Researchers usually detect the new viruses by mass spectrometry. But all generations of phages look the same in these tests. To establish that detected viruses are the result of invading a bacterial host, researchers must inoculate at concentrations below the detection limit of the spectrometer and wait for the viruses to multiply.

To speed up the method, John Barr and Jon Rees of the CDC, with Facundo Fernández and graduate student Carrie Pierce of Georgia Tech, infected cultures of a lab strain of Staphylococcus aureus with a virus called bacteriophage 53 that was labeled with a heavy isotope of nitrogen, 15N. Within infected cells, the labeled virus directed the production of unlabeled 14N progeny. Thanks to their different isotopes, the parent and progeny phages became easy to distinguish using a technique called matrix-assisted laser desorption/ionization time-of-flight mass spectrometry, or MALDI TOF MS.  

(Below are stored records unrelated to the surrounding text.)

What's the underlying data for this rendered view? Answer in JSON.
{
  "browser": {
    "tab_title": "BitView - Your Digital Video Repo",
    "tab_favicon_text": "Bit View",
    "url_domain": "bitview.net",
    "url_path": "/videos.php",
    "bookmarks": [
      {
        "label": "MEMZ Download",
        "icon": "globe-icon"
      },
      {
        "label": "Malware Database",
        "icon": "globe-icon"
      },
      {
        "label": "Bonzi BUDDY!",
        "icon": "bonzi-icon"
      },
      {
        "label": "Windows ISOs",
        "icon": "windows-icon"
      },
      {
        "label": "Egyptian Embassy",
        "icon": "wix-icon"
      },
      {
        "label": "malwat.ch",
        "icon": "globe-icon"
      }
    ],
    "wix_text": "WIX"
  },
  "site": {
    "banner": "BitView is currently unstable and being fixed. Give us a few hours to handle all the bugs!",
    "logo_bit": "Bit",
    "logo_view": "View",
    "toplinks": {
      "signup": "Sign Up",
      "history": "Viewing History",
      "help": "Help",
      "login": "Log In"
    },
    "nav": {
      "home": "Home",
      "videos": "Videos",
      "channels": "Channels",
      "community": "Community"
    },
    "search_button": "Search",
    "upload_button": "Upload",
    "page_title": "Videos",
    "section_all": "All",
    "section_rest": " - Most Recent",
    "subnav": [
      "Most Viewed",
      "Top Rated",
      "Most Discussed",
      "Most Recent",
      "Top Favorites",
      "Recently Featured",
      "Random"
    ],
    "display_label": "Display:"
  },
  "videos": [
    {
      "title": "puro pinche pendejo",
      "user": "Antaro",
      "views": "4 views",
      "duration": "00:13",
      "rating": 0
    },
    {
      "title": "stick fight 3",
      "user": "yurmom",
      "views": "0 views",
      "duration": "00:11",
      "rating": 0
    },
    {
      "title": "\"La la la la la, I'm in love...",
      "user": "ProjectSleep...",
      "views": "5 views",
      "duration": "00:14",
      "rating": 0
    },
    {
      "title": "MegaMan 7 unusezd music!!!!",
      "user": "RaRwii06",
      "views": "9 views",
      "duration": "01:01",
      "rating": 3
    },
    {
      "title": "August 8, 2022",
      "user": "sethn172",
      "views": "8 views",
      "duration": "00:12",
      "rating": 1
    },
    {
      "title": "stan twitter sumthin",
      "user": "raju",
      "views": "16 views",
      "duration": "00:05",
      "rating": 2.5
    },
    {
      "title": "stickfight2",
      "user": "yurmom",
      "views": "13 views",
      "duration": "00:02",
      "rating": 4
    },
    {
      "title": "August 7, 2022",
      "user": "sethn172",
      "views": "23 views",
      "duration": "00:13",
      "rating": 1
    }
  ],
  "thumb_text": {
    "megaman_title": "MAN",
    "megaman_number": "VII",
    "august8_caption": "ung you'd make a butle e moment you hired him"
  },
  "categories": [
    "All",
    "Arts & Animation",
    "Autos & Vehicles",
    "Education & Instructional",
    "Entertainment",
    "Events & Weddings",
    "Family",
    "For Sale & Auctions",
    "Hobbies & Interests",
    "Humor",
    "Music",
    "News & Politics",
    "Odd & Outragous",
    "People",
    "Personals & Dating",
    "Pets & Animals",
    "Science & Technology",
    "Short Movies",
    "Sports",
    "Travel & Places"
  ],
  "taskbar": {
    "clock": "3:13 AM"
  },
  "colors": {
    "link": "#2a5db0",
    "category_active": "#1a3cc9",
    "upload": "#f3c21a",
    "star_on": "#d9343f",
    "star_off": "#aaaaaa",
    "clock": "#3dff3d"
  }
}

The researchers then demonstrated how much time the technique can save. When the team infected S. aureus cultures with unlabeled phage at sub-detection-limit concentrations, they observed new viruses three hours later. But bacteria infected with 200-fold more 15N phage could be detected within just 90 minutes. By comparison, PCR detection of the bacteria can take up to five hours.

Kent Voorhees of the Colorado School of Mines, whose lab invented phage amplification detection (and who mentored Rees), praised the study, calling it "very solid."

According to Barr, S. aureus is not the researchers' ultimate target; after all, rapid staph diagnostics already exist. Instead, he says, the goal is to develop a method that can target a host of organisms to allow strain identification and characterization of antibiotic resistance. Furthermore, he thinks the method could analyze hundreds of samples in parallel.

But don't expect to see the test in your local hospital anytime soon. Barr expects the CDC to use the test, which requires expensive instrumentation, as a "reference," or gold-standard diagnostic. CDC scientists could use it to identify bioterror agents and emerging disease microbes, he says. The key will be finding suitably specific viruses. Says Voorhees: "That's the stumbling block."